Constitutive equations of skeletal muscle based on cross-bridge mechanism

Abstract

The statistical mechanics of cross-bridge action is considered in order to develop constitutive equations that express fiber tension as a function of degree of activation and time history of speed of contraction. The kinetic equation of A.F. Huxley (1) is generalized to apply to the partially activated state. The rate parameters of attachment and detachment, and cross-bridge compliance are assumed to be step functions of extension, x, with a finite number of discontinuities. This assumption enables integration of the kinetic equation and its moments with respect to x resulting in analytic equations from which x has been eliminated. When the constants in the rate parameters and the force function are chosen so that Hill's force-velocity relation and features of the transient kinetic and tension data can be fitted, the resulting cross-bridge mechanism is quite similar to the one proposed by Podolsky et al. (2).
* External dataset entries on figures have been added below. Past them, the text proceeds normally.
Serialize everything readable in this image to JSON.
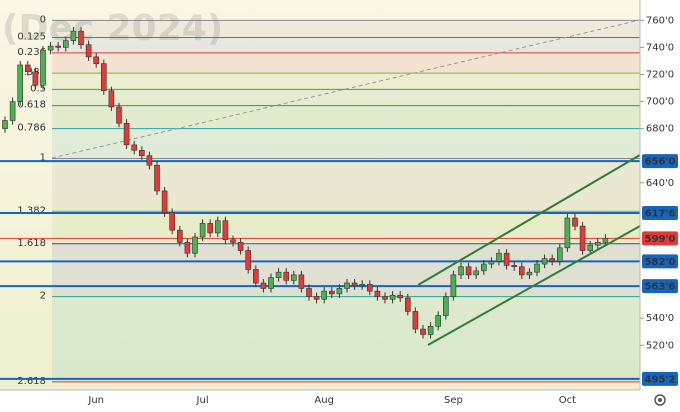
{
  "chart_data": {
    "type": "candlestick",
    "title": "(Dec 2024)",
    "categories": [
      null,
      null,
      null,
      null,
      null,
      null,
      null,
      null,
      null,
      null,
      null,
      null,
      "Jun",
      null,
      null,
      null,
      null,
      null,
      null,
      null,
      null,
      null,
      null,
      null,
      null,
      null,
      "Jul",
      null,
      null,
      null,
      null,
      null,
      null,
      null,
      null,
      null,
      null,
      null,
      null,
      null,
      null,
      null,
      "Aug",
      null,
      null,
      null,
      null,
      null,
      null,
      null,
      null,
      null,
      null,
      null,
      null,
      null,
      null,
      null,
      null,
      "Sep",
      null,
      null,
      null,
      null,
      null,
      null,
      null,
      null,
      null,
      null,
      null,
      null,
      null,
      null,
      "Oct",
      null,
      null,
      null,
      null,
      null
    ],
    "open": [
      680,
      686,
      700,
      727,
      722,
      712,
      738,
      741,
      740,
      745,
      752,
      742,
      733,
      728,
      708,
      696,
      684,
      668,
      664,
      660,
      653,
      634,
      618,
      605,
      596,
      588,
      600,
      610,
      603,
      612,
      598,
      596,
      590,
      576,
      566,
      562,
      570,
      574,
      568,
      572,
      562,
      556,
      554,
      560,
      558,
      562,
      566,
      564,
      565,
      560,
      556,
      554,
      557,
      555,
      545,
      532,
      528,
      534,
      542,
      556,
      572,
      578,
      572,
      575,
      580,
      582,
      588,
      579,
      578,
      572,
      574,
      580,
      584,
      582,
      592,
      614,
      608,
      590,
      594,
      596
    ],
    "high": [
      689,
      703,
      730,
      730,
      725,
      741,
      744,
      744,
      748,
      755,
      755,
      745,
      736,
      731,
      711,
      699,
      687,
      671,
      667,
      663,
      656,
      637,
      621,
      608,
      599,
      603,
      613,
      613,
      615,
      615,
      601,
      599,
      593,
      579,
      569,
      573,
      577,
      577,
      575,
      575,
      565,
      559,
      563,
      563,
      565,
      569,
      569,
      568,
      568,
      563,
      559,
      560,
      560,
      558,
      548,
      535,
      537,
      545,
      559,
      575,
      581,
      581,
      578,
      583,
      585,
      591,
      591,
      582,
      581,
      577,
      583,
      587,
      587,
      595,
      617,
      617,
      611,
      597,
      599,
      602
    ],
    "low": [
      677,
      683,
      697,
      719,
      709,
      709,
      735,
      737,
      737,
      742,
      739,
      730,
      725,
      705,
      693,
      681,
      665,
      661,
      657,
      650,
      631,
      615,
      602,
      593,
      585,
      585,
      597,
      600,
      600,
      595,
      593,
      587,
      573,
      563,
      559,
      559,
      567,
      565,
      565,
      559,
      553,
      551,
      551,
      555,
      555,
      559,
      561,
      561,
      557,
      553,
      551,
      551,
      552,
      542,
      529,
      525,
      525,
      531,
      539,
      553,
      569,
      569,
      569,
      572,
      577,
      579,
      576,
      575,
      569,
      569,
      571,
      577,
      579,
      579,
      589,
      605,
      587,
      587,
      591,
      593
    ],
    "close": [
      686,
      700,
      727,
      722,
      712,
      738,
      741,
      740,
      745,
      752,
      742,
      733,
      728,
      708,
      696,
      684,
      668,
      664,
      660,
      653,
      634,
      618,
      605,
      596,
      588,
      600,
      610,
      603,
      612,
      598,
      596,
      590,
      576,
      566,
      562,
      570,
      574,
      568,
      572,
      562,
      556,
      554,
      560,
      558,
      562,
      566,
      564,
      565,
      560,
      556,
      554,
      557,
      555,
      545,
      532,
      528,
      534,
      542,
      556,
      572,
      578,
      572,
      575,
      580,
      582,
      588,
      579,
      578,
      572,
      574,
      580,
      584,
      582,
      592,
      614,
      608,
      590,
      594,
      596,
      599
    ],
    "up_color": "#4caf50",
    "down_color": "#e53935",
    "ylim": [
      487,
      775
    ],
    "yticks": [
      {
        "value": 760,
        "label": "760'0"
      },
      {
        "value": 740,
        "label": "740'0"
      },
      {
        "value": 720,
        "label": "720'0"
      },
      {
        "value": 700,
        "label": "700'0"
      },
      {
        "value": 680,
        "label": "680'0"
      },
      {
        "value": 640,
        "label": "640'0"
      },
      {
        "value": 540,
        "label": "540'0"
      },
      {
        "value": 520,
        "label": "520'0"
      }
    ],
    "levels": [
      {
        "value": 656,
        "label": "656'0",
        "color": "#1565c0"
      },
      {
        "value": 617.75,
        "label": "617'6",
        "color": "#1565c0"
      },
      {
        "value": 599,
        "label": "599'0",
        "color": "#e53935"
      },
      {
        "value": 582,
        "label": "582'0",
        "color": "#1565c0"
      },
      {
        "value": 563.75,
        "label": "563'6",
        "color": "#1565c0"
      },
      {
        "value": 495.25,
        "label": "495'2",
        "color": "#1565c0"
      }
    ],
    "fib_levels": [
      {
        "level": 0,
        "price": 760,
        "color": "#888888"
      },
      {
        "level": 0.125,
        "price": 747.3,
        "color": "#5c6bc0"
      },
      {
        "level": 0.236,
        "price": 736,
        "color": "#e53935"
      },
      {
        "level": 0.382,
        "price": 721,
        "color": "#7cb342"
      },
      {
        "level": 0.5,
        "price": 709,
        "color": "#43a047"
      },
      {
        "level": 0.618,
        "price": 697,
        "color": "#2e9d3a"
      },
      {
        "level": 0.786,
        "price": 680,
        "color": "#26a6b0"
      },
      {
        "level": 1,
        "price": 658,
        "color": "#888888"
      },
      {
        "level": 1.382,
        "price": 619,
        "color": "#7cb342"
      },
      {
        "level": 1.618,
        "price": 595,
        "color": "#3949ab"
      },
      {
        "level": 2,
        "price": 556,
        "color": "#26a69a"
      },
      {
        "level": 2.618,
        "price": 493,
        "color": "#e53935"
      }
    ]
  }
}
Because the derived constitutive equations simplify mathematical analysis, the influence of various cross-bridge parameters on the mechanical behavior of muscle fibers may be evaluated. For example (a) instantaneous elastic response (T0-T1) and the magnitude of rapid recovery (T2-T1) after a step length change can be adequately explained when the rate of attachment is assumed high for positive x. In that case T2 corresponds to the force generated by cross-bridges in the region of negative x. (b) Kinetic transients occur as a result of the jumps that exist in the distribution of attached cross-bridges during the isometric state. Because of the hyperbolic nature of the kinetic equation, these jumps propagate in the--x direction causing rapid changes in the speed of contraction. (c) When the number of actin sites available for attachment is assumed to depend on the degree of activation, computational results indicate that the speed of shortening is insensitive to the degree of activation at each relative load. (d) It is shown that during sinusoidal oscillation, the mean and second-order harmonics of the experimental force-time curve are strongly dependent on cross-bridge parameters. Therefore, significant information may be lost when the data is expanded into Fourier series and only the first term is considered.